Dieser Beitrag ist auch als Audio-Podcast verfügbar.

Herr Graf Adelmann, Sie sind ein sehr engagierter Unternehmer, der unter anderem im Kulturbetrieb aktiv ist. Als Leiter des DDR-Museums Berlin, Eigentümer des Musikhauses Arttraktiv, Mitglied des ORWOhauses, Gründer von ravetheplanet und jahrelanger Betreuer des Privatclubs Berlin haben Sie einen Einblick in die Kultur-Szene der Hauptstadt. In welcher Verfassung befindet sie sich heute im Vergleich zur Zeit vor Corona?

Private Kultureinrichtungen sind vor allem verunsichert. Kreative Menschen aller Kunst- und Kulturbereiche brauchen wirtschaftliche und regulatorische Verlässlichkeit und wollen in Ruhe gelassen werden. Alles ist vollständig verloren gegangen. Hautnah mussten engagierte Kreative und Veranstalter erfahren, dass sie jederzeit geschlossen werden können und die Polizei einmarschiert, um Events zu kontrollieren und/oder zu schließen. Neue Ideen und eingegangene Risiken müssen mindestens zwei Jahre überleben, um im Falle einer Zwangsschließung Entschädigungen zu erhalten.

Darüber hinaus sind viele nicht mehr gewillt, in ihre Flächen und Ausrüstung zu investieren, weil Mietverträge kurzfristig sind und Genehmigungen verschärft wurden. Nicht zu vergessen ist, dass viele Kräfte im Hintergrund Veranstaltungen, Ausstellungen und Konzepte ermöglichen, die allesamt in der Corona-Zeit nicht entschädigt wurden und ihren beruflichen Schwerpunkt weg von Kunst und Kultur hin zu sicheren Arbeitsplätzen wie dem Öffentlichen Dienst oder ins Ausland verlagert haben. Diese schlechten materiellen und immateriellen Zustände werden wir über viele Jahre hinweg spüren.

Der Zufluss des üblichen Kunst-Nachwuchses ist ebenfalls in diesen Verbotsjahren gestoppt worden. Der Staat hingegen hat kreative Köpfe völlig vereinnahmt. Dort sind schier grenzenlos Gelder ausgegeben worden. Schauen wir uns beispielsweise die Jahresgehälter der Führungskräfte staatlicher Kultureinrichtungen im hohen sechsstelligen Bereich an, die Anzahl der Mitarbeitenden von staatlichen Kulturstätten oder Mittelverteileinrichtungen oder die Ausgaben für Raum und Konzepte an. In diesem Wettbewerb zwischen freier Kunst und staatlicher Geldüberschüttung widerstehen oft insbesondere Menschen nicht, die jung sind oder die existenziell unter Druck stehen.

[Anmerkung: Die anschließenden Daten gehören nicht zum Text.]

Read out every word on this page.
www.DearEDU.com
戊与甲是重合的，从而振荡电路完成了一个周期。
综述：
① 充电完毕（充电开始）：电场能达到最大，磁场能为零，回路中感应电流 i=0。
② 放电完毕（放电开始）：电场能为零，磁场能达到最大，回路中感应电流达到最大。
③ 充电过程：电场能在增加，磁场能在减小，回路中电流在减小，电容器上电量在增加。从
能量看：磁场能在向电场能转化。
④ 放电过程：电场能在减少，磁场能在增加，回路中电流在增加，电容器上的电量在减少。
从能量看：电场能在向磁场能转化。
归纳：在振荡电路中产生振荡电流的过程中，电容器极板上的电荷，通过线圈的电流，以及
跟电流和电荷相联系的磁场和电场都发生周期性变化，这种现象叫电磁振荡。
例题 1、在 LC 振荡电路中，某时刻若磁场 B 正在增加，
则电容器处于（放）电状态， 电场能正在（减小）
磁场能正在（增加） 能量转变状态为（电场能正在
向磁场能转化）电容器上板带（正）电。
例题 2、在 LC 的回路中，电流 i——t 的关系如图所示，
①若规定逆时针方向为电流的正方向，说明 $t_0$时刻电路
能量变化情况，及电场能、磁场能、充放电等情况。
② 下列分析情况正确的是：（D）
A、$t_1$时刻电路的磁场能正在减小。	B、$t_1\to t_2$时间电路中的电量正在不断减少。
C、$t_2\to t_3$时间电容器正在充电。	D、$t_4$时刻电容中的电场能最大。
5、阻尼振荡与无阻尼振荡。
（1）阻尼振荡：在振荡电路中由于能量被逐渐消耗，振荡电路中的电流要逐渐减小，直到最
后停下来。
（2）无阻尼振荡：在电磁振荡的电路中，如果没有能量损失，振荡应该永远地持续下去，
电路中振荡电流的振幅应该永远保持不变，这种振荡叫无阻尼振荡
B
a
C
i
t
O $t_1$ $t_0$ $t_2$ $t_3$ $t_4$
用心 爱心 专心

Sie haben gerade von „Kräften im Hintergrund“ gesprochen. Können Sie das bitte ein wenig konkretisieren? Wer sind diese Kräfte im Hintergrund?

Damit sind all diejenigen gemeint, die Kabel verlegen, Licht anschalten, Messebauer, Tontechniker oder Einzelbooker – also Menschen, die selbstständig waren oder nur in der Saison rund um die Uhr im riesigen Kulturbereich gearbeitet haben und nun 2021 ihre Tätigkeiten im und für den Kulturbereich, den sie geliebt haben, aufgegeben haben. 2019 haben noch knapp drei Millionen Veranstaltungen mit 400 Millionen Teilnehmern stattgefunden. Wie sollen Menschen diesen Branchen zukünftig vertrauen? Umgekehrt haben staatliche Einrichtungen die Zahl der Mitarbeitenden teilweise verzehnfacht und bestimmen mehr und mehr die freie Szene. Die Kulturraum Berlin GmbH beispielsweise, eine Senats-Gesellschaft, vergibt die Räume und bewertet Bewerbungen und ist somit nichts anderes als verlängerter Arm der politischen Linienführung.

Die Kultur zählt zu den Branchen, die am meisten unter der Corona-Politik litt. Veranstaltungen waren lange Zeit verboten. Später durften sie nur unter strengen Hygieneauflagen stattfinden. Viele Einrichtungen und Künstler dürften diese Zeit finanziell nicht überlebt haben. Welche Beobachtungen haben Sie gemacht?

Alle Veranstalter, Inhaber von Clubs oder Museen haben zwischen 2020 und 2022 trotz teilweiser absurder Regelungen wirtschaftlich eher profitiert. Den Musikern, Tänzern und Schauspielern hat es die Füße weggehauen. Denn sie alle konnten und durften nicht auftreten. Wir reden hier nicht allein von Einkommen, sondern von Lebensentfaltung und Kommunikationseinschränkungen. Ich kenne sehr viele, die einfach zurück in ihre Heimat gekehrt sind, und einige, die heute nicht mehr musizieren oder schauspielern. Umgekehrt werden nun die Veranstalter und Kunsthäuser die Folgen merken. Zum einen, weil die Auswahl und der qualitative Austausch an Kunst und Kultur und neuen Ideen gemindert sind. Zum anderen, weil die großen Veranstaltungskonzerne nun ihre Touren in kurzer Zeit nachholen. Damit werden die Spielorte weniger divers und kleinere Auftritte unmöglich, weil das Publikum die Stätten nicht in dieser Nachholfrequenz besuchen wird. Der daraus resultierende inhaltliche und wirtschaftliche Schaden kommt erst noch.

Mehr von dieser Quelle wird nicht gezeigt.